O Amazonas possui uma das maiores reservas de água doce do planeta e uma enorme diversidade de espécies de peixes. Para Marcellus Campêlo, transformar esse patrimônio natural em desenvolvimento sustentável pode ser um dos caminhos para gerar emprego, renda e novas oportunidades econômicas, principalmente nos municípios do interior.
A defesa do fortalecimento da piscicultura coloca Marcellus em um debate estratégico: a necessidade de o Amazonas buscar alternativas econômicas capazes de complementar a força da Zona Franca de Manaus e, ao mesmo tempo, fazer o desenvolvimento chegar de maneira mais intensa ao interior.
Do potencial à população
A lógica defendida é simples: o Amazonas tem água, território, conhecimento e vocação para produzir peixe em grande escala. O desafio é transformar potencial em cadeia produtiva.
Isso passa pelo incentivo aos produtores, acesso a crédito, assistência técnica, regularização ambiental, infraestrutura, beneficiamento, armazenamento e condições para que a produção consiga chegar competitivamente aos mercados consumidores.
Nesse cenário, a piscicultura deixa de ser vista apenas como atividade primária e passa a ser encarada como uma cadeia capaz de movimentar diferentes setores da economia.
Marcellus amplia a agenda
O posicionamento também amplia o perfil político de Marcellus Campêlo. Conhecido pela atuação em áreas ligadas à infraestrutura, habitação, saneamento e desenvolvimento urbano, ele passa a incorporar com maior intensidade ao discurso temas relacionados à geração de emprego, produção e desenvolvimento econômico do interior.
A discussão ganha ainda mais peso diante de sua movimentação política para 2026.
Ao colocar a piscicultura no centro do debate, Marcellus sinaliza que pretende defender uma agenda que vá além das grandes obras e alcance também alternativas capazes de produzir renda diretamente para quem vive nos municípios amazonenses.

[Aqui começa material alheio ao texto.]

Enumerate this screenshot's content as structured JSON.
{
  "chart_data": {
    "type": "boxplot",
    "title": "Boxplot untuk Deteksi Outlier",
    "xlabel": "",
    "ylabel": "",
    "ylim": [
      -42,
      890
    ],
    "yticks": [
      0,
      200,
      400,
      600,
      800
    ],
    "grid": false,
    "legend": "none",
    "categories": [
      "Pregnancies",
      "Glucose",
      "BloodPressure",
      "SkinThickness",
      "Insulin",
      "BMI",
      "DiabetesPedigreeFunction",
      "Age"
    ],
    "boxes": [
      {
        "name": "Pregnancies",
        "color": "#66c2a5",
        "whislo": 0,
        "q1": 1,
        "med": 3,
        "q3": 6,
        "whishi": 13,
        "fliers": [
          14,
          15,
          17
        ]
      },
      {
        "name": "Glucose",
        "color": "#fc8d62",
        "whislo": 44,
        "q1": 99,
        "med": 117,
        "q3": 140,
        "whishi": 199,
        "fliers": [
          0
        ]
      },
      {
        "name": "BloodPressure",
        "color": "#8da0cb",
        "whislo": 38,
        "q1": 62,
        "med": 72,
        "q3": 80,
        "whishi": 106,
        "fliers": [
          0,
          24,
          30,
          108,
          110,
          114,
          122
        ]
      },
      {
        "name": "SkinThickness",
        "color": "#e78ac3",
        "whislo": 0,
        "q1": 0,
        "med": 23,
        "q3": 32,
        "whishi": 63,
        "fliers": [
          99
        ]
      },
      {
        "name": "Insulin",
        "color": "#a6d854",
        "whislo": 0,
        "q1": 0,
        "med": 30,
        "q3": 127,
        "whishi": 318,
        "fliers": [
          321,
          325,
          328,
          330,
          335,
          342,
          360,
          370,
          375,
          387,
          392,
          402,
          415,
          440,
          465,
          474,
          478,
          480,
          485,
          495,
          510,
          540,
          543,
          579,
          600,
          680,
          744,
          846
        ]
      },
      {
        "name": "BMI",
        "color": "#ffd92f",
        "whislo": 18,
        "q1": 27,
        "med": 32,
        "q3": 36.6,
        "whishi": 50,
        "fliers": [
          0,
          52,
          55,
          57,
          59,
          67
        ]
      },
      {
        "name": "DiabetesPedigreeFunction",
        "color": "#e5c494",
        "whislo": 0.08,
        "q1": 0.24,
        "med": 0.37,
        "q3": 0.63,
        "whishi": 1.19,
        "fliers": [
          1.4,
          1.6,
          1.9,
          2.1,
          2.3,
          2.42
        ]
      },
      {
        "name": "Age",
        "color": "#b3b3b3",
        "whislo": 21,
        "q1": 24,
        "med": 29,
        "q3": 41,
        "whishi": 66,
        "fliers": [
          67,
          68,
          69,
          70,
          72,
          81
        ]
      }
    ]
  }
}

Riqueza que pode vir das águas
Num Estado marcado pelas enormes distâncias e pela concentração econômica na capital, encontrar atividades compatíveis com a realidade do interior é um dos grandes desafios de qualquer projeto de desenvolvimento.
E é justamente aí que está a aposta.
Se o Amazonas é uma potência das águas, Marcellus Campêlo defende que essa riqueza também precisa ser transformada em emprego, renda e oportunidade para os amazonenses.
Mais do que criar peixe, a proposta coloca em discussão um desafio muito maior: fazer o Amazonas produzir mais riqueza a partir das próprias vocações.